From the utopian vantage point of a newspaper columnist, a recovery plan would also be a good place to claw back on, among others, values of personal and collective self-reliance.
As other commentators have noted, the welcome indigent policy interventions announced by the government should ideally also encapsulate requirements for community service on the part of beneficiaries.
Such an enterprise would mobilise millions into the national development effort while at the same time, helping to push back what has, in some respects, become obscene levels of the tenderisation of the state.

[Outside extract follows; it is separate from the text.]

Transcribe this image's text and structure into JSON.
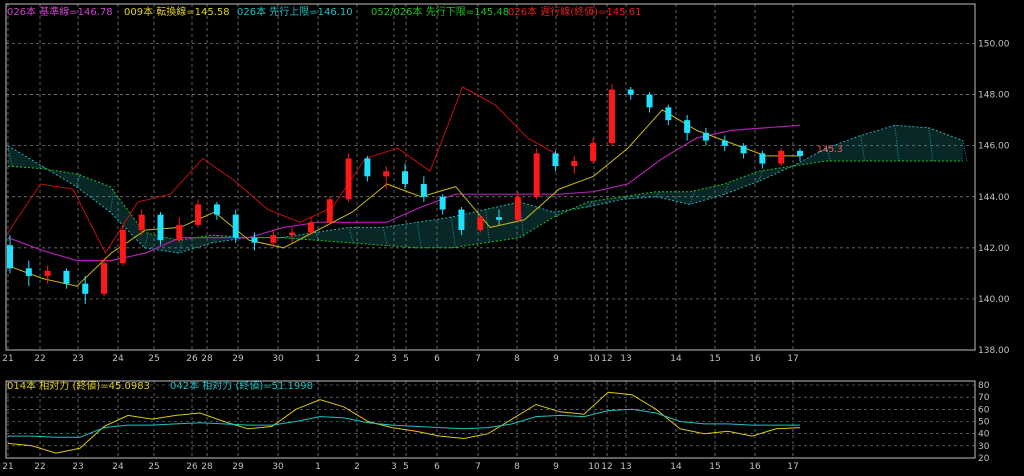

In this regard, there is a lot to learn from the wider post-colonial African experience.
For instance, at independence in December 1961, Tanzanian president Julius Nyerere conceived the slogan: “Uhuru na Kazi” – freedom and work – to rally the nation into the post-colonial development process.
“Under the government’s self-help programme,” wrote one of Nyerere’s political biographers, William Edgett Smith in 1973, “villagers all over the country donated a day’s work a week to a community project – a new road, a well, a school or clinic”.
And “according to one government announcement, the population built about £890,000 worth of projects during the first half of 1963, for which the government donated £70,000 in materials.”
We, too, can combine measures of indigent policy with the necessary dosage of individual and collective agency. It’s a matter of political will, starting with the will to cast the spell of the cult of the celebrity out of our politics.